This library allows you to distribute computation over indexed sources
(slices, ranges, Vec, etc.) among
multiple threads. It aims to uphold the highest standards of documentation,
testing and safety, see the FAQ below.
It is designed to be as lightweight as possible, following the principles outlined in the blog post Optimization adventures: making a parallel Rust workload 10x faster with (or without) Rayon. Benchmarks on a real-world use case can be seen here.
use paralight::prelude::*;
// Create a thread pool with the given parameters.

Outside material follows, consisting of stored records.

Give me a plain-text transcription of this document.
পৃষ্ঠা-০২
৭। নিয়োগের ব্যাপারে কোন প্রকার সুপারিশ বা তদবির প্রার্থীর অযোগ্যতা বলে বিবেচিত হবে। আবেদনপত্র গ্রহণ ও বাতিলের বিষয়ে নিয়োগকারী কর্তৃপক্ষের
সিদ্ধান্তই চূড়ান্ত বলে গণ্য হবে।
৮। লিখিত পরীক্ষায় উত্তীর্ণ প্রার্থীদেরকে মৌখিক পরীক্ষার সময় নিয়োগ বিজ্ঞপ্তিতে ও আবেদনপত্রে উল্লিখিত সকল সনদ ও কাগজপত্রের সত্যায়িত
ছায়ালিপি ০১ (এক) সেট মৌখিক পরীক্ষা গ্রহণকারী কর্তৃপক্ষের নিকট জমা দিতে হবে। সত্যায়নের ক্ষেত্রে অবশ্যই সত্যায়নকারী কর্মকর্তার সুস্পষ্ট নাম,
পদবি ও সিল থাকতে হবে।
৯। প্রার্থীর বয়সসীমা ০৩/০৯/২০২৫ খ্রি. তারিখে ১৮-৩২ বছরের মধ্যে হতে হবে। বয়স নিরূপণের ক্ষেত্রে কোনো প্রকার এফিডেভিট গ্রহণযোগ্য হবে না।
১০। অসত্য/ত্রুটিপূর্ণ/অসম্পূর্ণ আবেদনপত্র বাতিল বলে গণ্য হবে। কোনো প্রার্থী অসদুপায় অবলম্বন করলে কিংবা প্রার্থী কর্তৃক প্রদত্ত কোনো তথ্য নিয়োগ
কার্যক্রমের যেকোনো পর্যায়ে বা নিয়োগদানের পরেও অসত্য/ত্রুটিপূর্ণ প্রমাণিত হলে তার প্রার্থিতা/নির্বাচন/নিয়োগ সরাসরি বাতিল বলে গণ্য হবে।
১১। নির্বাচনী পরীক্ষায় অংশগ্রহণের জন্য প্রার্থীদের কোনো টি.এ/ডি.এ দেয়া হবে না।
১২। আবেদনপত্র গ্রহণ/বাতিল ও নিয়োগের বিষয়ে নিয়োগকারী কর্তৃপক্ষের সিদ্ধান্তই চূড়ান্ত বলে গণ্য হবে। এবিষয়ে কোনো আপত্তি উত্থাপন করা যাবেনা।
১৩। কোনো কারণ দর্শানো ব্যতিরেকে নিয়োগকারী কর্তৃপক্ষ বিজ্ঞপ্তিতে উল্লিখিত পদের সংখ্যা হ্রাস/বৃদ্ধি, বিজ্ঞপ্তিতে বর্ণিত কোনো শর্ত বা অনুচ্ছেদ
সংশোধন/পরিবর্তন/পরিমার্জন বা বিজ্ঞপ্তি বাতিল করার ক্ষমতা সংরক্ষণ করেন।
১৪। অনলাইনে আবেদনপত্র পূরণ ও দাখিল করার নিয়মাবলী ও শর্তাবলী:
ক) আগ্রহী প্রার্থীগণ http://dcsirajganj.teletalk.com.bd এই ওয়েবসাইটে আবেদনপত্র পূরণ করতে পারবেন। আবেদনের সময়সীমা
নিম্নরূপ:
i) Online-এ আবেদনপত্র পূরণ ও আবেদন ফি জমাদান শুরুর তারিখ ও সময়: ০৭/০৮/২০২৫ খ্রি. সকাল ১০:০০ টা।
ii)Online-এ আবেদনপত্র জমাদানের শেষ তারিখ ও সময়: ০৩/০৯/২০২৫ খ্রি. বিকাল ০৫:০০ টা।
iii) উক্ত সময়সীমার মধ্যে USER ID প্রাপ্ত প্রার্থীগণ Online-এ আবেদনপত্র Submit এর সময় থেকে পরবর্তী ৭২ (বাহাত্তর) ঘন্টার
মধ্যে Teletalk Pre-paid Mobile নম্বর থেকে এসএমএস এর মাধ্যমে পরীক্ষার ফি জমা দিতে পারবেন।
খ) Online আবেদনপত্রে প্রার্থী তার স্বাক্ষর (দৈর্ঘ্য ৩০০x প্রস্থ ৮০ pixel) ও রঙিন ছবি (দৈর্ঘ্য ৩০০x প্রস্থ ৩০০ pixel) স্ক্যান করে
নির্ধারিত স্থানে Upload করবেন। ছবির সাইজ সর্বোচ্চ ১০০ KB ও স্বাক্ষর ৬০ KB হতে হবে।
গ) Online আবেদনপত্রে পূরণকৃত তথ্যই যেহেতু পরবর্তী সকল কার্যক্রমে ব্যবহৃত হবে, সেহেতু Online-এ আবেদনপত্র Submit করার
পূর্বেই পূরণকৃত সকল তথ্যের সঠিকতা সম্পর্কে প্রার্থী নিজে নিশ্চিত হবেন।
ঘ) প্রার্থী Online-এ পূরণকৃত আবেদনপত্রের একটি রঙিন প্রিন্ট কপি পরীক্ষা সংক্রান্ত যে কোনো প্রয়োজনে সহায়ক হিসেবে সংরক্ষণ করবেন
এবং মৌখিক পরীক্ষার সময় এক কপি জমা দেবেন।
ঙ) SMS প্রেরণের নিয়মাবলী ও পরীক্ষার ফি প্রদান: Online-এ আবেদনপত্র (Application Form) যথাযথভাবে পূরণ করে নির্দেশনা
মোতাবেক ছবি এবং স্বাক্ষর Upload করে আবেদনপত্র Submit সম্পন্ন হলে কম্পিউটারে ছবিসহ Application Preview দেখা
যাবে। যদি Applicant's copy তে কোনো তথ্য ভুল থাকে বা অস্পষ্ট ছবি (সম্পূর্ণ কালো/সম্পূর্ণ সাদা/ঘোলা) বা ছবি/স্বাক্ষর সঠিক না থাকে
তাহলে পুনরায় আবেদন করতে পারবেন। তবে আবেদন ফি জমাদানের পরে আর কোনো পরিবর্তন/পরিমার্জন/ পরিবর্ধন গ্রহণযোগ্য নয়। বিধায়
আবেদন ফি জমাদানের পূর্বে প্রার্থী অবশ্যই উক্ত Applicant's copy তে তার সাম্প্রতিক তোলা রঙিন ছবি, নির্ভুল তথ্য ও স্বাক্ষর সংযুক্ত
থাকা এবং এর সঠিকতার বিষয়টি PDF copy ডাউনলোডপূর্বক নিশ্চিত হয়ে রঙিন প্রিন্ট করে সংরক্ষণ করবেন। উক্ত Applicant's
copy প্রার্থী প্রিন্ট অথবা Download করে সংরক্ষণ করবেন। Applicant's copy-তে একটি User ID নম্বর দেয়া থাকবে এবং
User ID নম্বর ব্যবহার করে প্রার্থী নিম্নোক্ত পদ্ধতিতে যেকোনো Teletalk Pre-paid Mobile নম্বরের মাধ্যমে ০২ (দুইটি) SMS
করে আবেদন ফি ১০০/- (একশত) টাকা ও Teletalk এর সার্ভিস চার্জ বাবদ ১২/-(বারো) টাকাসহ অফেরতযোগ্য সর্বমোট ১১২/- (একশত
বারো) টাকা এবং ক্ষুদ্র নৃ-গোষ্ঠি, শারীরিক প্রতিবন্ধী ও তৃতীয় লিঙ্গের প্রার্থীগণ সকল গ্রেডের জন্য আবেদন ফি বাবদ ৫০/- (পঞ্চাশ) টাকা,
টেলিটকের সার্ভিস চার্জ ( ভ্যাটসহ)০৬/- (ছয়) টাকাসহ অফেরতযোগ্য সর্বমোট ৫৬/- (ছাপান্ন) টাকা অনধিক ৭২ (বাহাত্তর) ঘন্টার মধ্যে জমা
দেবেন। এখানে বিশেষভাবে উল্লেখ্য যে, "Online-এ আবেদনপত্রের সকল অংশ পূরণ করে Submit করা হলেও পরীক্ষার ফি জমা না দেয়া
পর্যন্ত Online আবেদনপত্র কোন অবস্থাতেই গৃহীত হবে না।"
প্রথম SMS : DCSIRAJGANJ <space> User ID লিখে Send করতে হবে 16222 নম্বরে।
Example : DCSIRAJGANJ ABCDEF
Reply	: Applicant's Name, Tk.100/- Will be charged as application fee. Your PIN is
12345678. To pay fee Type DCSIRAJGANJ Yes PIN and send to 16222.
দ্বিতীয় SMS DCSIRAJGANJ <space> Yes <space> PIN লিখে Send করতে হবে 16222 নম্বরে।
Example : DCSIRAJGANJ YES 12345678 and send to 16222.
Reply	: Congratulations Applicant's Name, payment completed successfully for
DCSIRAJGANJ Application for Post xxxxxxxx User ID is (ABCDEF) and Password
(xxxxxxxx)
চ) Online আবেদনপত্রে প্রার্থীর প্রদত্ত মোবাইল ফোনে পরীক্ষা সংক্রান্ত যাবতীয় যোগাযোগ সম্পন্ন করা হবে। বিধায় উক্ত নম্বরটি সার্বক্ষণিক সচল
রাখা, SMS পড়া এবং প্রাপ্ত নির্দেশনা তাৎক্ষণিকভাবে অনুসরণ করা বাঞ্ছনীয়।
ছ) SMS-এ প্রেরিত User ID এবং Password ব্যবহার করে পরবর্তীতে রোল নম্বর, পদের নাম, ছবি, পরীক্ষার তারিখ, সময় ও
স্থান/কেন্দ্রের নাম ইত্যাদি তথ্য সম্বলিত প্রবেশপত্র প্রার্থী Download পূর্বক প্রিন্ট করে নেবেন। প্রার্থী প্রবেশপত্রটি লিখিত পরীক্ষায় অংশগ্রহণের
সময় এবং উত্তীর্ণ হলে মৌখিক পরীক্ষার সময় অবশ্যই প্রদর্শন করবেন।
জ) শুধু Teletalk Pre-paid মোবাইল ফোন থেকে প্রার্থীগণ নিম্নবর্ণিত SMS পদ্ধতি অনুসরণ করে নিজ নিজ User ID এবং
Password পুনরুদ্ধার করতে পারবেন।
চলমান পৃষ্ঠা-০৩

let mut thread_pool = ThreadPoolBuilder {
num_threads: ThreadCount::AvailableParallelism,
range_strategy: RangeStrategy::WorkStealing,
cpu_pinning: CpuPinningPolicy::No,
}
.build();
// Compute the sum of a slice.
let input = [1, 2, 3, 4, 5, 6, 7, 8, 9, 10];
let sum = input
.par_iter()
.with_thread_pool(&mut thread_pool)
.sum::<i32>();
assert_eq!(sum, 5 * 11);
// Add slices together.
let mut output = [0; 10];
let left = [1, 2, 3, 4, 5, 6, 7, 8, 9, 10];
let right = [11, 12, 13, 14, 15, 16, 17, 18, 19, 20];
(output.par_iter_mut(), left.par_iter(), right.par_iter())
.zip_eq()
.with_thread_pool(&mut thread_pool)
.for_each(|(out, &a, &b)| *out = a + b);
assert_eq!(output, [12, 14, 16, 18, 20, 22, 24, 26, 28, 30]);Paralight supports various indexed sources out-of-the-box (slices,
ranges, etc.), and can be extended to other types via the
ParallelSource trait, together with the conversion
traits (IntoParallelSource,
IntoParallelRefSource and
IntoParallelRefMutSource).
The ThreadPoolBuilder provides an explicit way
to configure your thread pool, giving you fine-grained control over performance
for your workload. There is no default, which is deliberate because the suitable
parameters depend on your workload.
Paralight allows you to specify the number of worker threads to spawn in a
thread pool with the ThreadCount enum:
AvailableParallelismuses the number of threads returned by the standard library'savailable_parallelism()function,Count(_)uses the specified number of threads, which must be non-zero.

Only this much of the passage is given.